Mirza Yuhanna Dawud and Ananda K. Coomaraswamy, trs., Burning and Melting: Being the Suz-u-Gudaz of Muhammad Riza Nauʿī of Khabushan, London, 1912.  

ʿAbd-al-Nabi Faḵr-al-Zamāni Qazvini, Taḏkera-ye meyḵāna, ed. Aḥmad Golčin-e Maʿāni, Tehran, 1961, pp. 258-79.  

Aḥmad Golčin-e Maʻāni, Kārvān-e Hend, 2 vols., Mashad, 1990, II, pp. 1471-87. 

Moḥammad-ʿAli Ḵazānadārlu, ed., Manẓumahā-ye fārsi: qarn-e 9 tā 12, Tehran, 1969, pp. 96-99, 595-97.  

Aḥmad Monzawi, Fehrest-e nosḵahā-ye ḵaṭṭi-e fārsi IV, Tehran, 1970, pp. 2924-27.  

Idem, Fehrest-e moštarak: nosḵahā-ye ḵaṭṭi-e fārsi-e Pākestān: A Comprehensive Catalogue of Persian Manuscripts in Pakistan, VII: Manẓumahā, Islamabad, 1986, pp. 780-81.  

Saʿid Nafisi, Tāriḵ-e naẓm o naṯr dar Irān wa dar zabān-e fārsi, 2 vols., Tehran, 1965, pp. 434, 824-25.  

Moḥammad-Reżā Nawʿi, Suz-o godāz, ed. Amir Ḥasan ʿĀbedi, Tehran, 1969; tr. Dawud and Coomaraswamy, 1912

Idem, Divān-e Mollā Nawʿi Ḵabušāni, ed.
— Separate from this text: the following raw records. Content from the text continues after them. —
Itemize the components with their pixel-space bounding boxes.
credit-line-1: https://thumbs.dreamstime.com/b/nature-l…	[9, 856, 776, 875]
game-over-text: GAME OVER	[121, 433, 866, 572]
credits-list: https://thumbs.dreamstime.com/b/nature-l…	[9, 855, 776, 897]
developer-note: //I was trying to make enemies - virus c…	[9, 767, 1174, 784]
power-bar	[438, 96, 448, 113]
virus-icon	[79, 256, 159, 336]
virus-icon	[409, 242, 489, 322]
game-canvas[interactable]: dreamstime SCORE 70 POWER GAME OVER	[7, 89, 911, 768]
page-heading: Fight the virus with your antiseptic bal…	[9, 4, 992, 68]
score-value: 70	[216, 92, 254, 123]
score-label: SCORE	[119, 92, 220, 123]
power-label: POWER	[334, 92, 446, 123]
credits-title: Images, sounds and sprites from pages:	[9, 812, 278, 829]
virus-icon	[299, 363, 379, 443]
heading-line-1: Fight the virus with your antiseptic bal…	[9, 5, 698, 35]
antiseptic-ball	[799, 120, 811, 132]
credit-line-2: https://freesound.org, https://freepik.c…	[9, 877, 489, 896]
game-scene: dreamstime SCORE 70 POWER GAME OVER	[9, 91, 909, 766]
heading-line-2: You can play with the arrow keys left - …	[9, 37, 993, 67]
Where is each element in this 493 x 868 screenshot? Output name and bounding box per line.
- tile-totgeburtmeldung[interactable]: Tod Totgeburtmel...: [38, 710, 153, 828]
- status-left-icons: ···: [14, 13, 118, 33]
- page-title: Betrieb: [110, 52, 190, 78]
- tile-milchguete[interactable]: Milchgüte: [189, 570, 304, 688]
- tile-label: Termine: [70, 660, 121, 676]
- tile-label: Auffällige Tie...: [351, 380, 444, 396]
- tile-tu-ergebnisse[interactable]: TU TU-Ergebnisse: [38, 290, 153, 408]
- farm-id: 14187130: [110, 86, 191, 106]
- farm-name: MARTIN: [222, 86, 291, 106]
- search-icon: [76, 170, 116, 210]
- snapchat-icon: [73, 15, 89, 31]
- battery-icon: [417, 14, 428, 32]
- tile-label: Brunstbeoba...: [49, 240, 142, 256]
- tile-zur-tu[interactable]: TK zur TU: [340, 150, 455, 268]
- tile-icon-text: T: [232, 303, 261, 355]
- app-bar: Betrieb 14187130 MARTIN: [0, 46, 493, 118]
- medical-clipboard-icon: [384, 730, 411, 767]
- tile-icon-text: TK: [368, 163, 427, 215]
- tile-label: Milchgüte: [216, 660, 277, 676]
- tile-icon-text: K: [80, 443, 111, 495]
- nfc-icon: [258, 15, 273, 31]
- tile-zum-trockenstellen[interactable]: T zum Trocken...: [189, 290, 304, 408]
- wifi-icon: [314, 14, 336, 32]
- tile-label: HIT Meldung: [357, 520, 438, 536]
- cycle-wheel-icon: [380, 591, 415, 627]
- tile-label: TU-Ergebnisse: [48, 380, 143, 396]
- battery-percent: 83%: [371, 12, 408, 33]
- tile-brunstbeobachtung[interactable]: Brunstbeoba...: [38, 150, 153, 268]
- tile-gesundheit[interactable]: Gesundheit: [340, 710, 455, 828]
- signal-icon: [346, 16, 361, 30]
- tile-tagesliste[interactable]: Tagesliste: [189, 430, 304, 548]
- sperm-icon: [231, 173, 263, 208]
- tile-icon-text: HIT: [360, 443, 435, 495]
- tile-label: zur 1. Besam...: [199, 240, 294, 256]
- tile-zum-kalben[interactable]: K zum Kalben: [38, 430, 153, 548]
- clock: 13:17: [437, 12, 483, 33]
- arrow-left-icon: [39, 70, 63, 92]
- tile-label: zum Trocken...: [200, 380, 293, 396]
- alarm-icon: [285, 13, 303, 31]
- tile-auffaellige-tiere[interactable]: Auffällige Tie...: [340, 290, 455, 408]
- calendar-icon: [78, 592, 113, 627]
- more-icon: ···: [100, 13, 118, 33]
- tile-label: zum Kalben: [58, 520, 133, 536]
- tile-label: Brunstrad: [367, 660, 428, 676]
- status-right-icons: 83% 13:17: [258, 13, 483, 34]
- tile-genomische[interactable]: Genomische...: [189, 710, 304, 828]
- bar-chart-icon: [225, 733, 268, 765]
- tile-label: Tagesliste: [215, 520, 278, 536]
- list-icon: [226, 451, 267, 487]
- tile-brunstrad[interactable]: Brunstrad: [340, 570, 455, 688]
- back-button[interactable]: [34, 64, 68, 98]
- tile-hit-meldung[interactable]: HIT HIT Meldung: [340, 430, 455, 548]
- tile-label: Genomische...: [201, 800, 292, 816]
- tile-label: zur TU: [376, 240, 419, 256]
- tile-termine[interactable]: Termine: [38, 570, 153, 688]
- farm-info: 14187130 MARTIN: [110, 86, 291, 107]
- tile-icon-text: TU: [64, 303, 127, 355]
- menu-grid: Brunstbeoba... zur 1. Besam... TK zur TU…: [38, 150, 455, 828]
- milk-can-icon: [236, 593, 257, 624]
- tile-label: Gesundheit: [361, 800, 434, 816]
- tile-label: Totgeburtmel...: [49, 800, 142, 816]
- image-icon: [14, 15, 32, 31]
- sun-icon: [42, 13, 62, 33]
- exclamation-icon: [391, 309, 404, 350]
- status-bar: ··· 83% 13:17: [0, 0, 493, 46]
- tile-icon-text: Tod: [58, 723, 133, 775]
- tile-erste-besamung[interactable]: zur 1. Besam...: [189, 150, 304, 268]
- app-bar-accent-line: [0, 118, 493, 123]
Amir Ḥosayn Ḏākerzāda, Tehran, 1995. 

Charles Rieu, Catalogue of the Persian Manuscripts in the British Museum, 3 vols., Oxford, repr., 1966. 

Ḏabiḥ-Allāh Ṣafā, Tāriḵ-e adabiyāt dar Irān, 5 vols. in 8, Tehran, 1959-92, V/2, pp. 883-92.  

Sunil Sharma, “Novelty, Tradition and Mughal Politics in Nauʿī’s Suz u Gudāz,” in Franklin Lewis and Sunil Sharma, eds., The Necklace of the Pleiades: Studies in Persian Literature Presented to Heshmat Moayyad on His 80th Birthday, Amsterdam, 2007, pp. 251-65.